One of the most dramatic things that can happen in a soccer game is an “own-goal.” Not the kind where a player on offense bounces a shot off a defender and into the net, but the full-on kind in which a defender gets excited and confused and blasts a barn-burner straight past the goalie, scoring a point for the other team.

If Oregon history were a soccer club, and kept stats on such things, there is one particular man who would stand head and shoulders above all the others in the “own-goals” category.

Abraham Coryell “A.C.” Edmunds, throughout his several careers in Oregon and California, was almost like a cartoon — a larger-than-life loser in the vein of Wile E. Coyote, with a little Carrie Nation mixed in along with a whole lot of Don Quixote.

Nor were his “own-goals” minor affairs. A.C. Edmunds was almost single handedly responsible for the demise of the early Universalist Church in California, the temporary collapse of the Universalist congregation in Portland, and for the sudden death of the temperance and women’s suffrage movements in Oregon in 1874. Before he got involved, Oregon was on track to become the first state in which women could vote. His efforts to help make that happen set the process back almost 40 years.

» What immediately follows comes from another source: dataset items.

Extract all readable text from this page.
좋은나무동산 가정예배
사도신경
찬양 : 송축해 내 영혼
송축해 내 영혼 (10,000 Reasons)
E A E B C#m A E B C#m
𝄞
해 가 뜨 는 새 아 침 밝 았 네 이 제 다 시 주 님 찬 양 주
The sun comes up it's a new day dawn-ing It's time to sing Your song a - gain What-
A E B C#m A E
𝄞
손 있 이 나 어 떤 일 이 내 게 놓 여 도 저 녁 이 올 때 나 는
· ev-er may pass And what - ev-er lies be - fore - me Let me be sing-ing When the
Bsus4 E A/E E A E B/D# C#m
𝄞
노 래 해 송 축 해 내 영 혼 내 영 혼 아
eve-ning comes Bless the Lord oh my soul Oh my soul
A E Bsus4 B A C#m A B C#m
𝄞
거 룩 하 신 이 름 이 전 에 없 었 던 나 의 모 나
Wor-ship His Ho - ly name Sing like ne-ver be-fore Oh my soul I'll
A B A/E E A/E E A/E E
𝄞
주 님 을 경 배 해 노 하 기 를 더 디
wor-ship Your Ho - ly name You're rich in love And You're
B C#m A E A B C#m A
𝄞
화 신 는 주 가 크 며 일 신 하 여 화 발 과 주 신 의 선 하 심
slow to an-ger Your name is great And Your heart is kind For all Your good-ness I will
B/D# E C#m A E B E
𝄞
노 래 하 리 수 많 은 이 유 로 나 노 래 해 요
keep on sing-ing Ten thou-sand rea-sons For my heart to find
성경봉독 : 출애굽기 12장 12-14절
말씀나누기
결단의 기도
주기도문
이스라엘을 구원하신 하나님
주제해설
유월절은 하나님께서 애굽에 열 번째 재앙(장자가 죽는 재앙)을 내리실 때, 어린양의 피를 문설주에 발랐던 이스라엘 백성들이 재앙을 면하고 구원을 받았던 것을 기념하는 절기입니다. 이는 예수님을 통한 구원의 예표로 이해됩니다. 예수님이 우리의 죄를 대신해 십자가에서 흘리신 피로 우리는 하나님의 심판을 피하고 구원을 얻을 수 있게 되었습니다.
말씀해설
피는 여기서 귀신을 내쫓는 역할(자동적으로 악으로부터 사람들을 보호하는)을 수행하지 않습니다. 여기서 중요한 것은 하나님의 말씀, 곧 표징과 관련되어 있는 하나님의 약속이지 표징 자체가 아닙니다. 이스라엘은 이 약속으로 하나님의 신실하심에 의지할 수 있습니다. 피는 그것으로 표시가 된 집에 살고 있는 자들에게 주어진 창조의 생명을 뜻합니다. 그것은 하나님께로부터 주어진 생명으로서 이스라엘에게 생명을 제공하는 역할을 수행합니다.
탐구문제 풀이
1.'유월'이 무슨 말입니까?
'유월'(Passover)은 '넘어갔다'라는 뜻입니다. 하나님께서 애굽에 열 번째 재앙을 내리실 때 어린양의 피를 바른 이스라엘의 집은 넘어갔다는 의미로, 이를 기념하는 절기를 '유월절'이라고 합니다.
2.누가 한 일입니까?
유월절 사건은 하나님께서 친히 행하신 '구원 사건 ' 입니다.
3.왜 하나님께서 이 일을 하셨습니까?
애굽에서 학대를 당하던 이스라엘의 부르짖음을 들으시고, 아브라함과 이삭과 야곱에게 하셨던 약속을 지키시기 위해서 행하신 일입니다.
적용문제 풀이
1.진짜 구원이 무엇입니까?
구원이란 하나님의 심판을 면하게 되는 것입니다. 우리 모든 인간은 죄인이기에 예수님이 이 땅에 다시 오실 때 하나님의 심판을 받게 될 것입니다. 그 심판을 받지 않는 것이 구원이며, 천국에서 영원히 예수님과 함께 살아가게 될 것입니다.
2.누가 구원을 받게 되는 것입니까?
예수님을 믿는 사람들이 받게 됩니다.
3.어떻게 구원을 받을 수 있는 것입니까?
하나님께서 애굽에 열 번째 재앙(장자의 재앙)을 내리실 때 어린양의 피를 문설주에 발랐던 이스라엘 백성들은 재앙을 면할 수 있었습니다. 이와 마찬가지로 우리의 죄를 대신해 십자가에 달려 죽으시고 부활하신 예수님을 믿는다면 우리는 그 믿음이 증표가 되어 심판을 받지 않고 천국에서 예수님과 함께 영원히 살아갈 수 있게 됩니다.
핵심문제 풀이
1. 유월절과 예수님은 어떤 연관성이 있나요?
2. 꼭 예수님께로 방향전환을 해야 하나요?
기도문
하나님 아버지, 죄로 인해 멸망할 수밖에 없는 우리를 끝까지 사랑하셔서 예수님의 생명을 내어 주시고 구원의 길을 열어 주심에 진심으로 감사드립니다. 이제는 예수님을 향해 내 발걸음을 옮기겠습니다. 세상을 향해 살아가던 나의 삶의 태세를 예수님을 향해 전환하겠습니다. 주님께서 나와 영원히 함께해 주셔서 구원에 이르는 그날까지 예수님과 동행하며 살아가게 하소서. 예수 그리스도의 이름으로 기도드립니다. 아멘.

All in all, A.C. Edmunds was an especially important historical character — but for all the wrong reasons.

“His impact was in fact sometimes significant,” historian George Belknap writes, in his 1983 Oregon Historical Quarterly article. “But his impact was usually the ruin of sometimes worthy and promising causes through his unfailing skill in antagonizing his publics.”

Abraham Coryell Edmunds was born in 1827 in the Toronto area, and grew up in the Northeast — New York and later Ohio. In 1846 he joined the Army to fight in the Mexican-American war, but apparently by the time his Ohio regiment got to the scene, the war was over. On his return, he later recalled, he and his comrades collected an assortment of well-shaped sticks from along the banks of the Mississippi, which they sold to new recruits as walking canes captured from Mexican officers.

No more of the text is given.